Fleischer filed an open records request to see how many traffic cases have been re-opened, but the solicitor's office said it doesn't maintain that data and refused to generate a list. 
           
Fleischer caught up with Curry outside the courthouse as she left work last week and asked if she could provide a reason for reinstating Brown's case.
           
"No, I can't. Thank you," Curry replied.
           
When Fleischer asked Curry about the curious timing of her civil lawsuit four days after requesting the charges be reinstated, Curry entered an elevator and let the doors close without responding. 
           
Brown's insurance company paid Curry $25,000 the same week she filed her lawsuit. The suit demands even more money, citing “potentially permanent physical injury” and “continuing pain,” though less than one month after the crash, Curry's husband posted Facebook photos of her horseback riding.
           
"It just seems so malicious," said Brown, who had already filed her own lawsuit in January 2012, after Curry's insurance did not fully cover Brown's medical bills.

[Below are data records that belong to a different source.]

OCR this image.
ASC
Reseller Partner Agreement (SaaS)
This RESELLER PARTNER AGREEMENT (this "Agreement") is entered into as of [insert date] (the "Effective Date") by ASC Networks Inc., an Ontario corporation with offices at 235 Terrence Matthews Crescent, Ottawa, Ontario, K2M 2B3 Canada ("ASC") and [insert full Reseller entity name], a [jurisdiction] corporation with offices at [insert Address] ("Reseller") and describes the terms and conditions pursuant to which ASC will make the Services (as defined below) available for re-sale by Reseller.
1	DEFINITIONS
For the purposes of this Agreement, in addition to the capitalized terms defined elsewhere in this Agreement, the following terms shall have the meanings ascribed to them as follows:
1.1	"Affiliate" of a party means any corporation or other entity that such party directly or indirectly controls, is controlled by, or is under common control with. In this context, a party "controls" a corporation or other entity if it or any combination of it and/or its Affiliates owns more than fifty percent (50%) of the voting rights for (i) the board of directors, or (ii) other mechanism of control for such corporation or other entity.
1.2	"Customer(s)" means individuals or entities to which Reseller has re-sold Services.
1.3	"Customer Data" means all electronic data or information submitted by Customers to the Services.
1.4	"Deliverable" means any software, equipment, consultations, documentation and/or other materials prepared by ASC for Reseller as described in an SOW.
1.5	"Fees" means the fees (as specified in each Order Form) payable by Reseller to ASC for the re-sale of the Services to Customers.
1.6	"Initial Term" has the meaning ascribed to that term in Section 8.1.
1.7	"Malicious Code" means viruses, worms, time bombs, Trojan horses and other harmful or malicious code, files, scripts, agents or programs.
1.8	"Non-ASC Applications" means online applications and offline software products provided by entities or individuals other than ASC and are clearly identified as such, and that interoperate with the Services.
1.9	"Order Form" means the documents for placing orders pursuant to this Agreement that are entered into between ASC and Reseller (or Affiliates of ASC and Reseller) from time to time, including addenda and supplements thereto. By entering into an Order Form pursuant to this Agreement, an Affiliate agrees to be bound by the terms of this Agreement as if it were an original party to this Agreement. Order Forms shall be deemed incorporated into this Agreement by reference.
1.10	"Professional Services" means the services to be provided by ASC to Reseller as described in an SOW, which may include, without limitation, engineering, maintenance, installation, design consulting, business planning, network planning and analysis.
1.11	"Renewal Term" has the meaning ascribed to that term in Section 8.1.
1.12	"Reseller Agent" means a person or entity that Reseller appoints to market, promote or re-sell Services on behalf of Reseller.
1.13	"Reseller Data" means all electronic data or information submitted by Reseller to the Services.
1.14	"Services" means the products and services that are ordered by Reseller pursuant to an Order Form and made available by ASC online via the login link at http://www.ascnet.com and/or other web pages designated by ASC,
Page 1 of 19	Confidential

"I went to the hospital. I ended up having to do physical therapy," Brown said.
           
She said she's now having to pay attorneys and waste more time in court.
           
"They are toying with people's lives. This is not just a simple open-and-shut case," said Brown.
           
Fleischer sent the solicitor's office a copy of Curry's lawsuit, and the horseback riding photos, but a representative said she could not discuss the details because the case is still pending.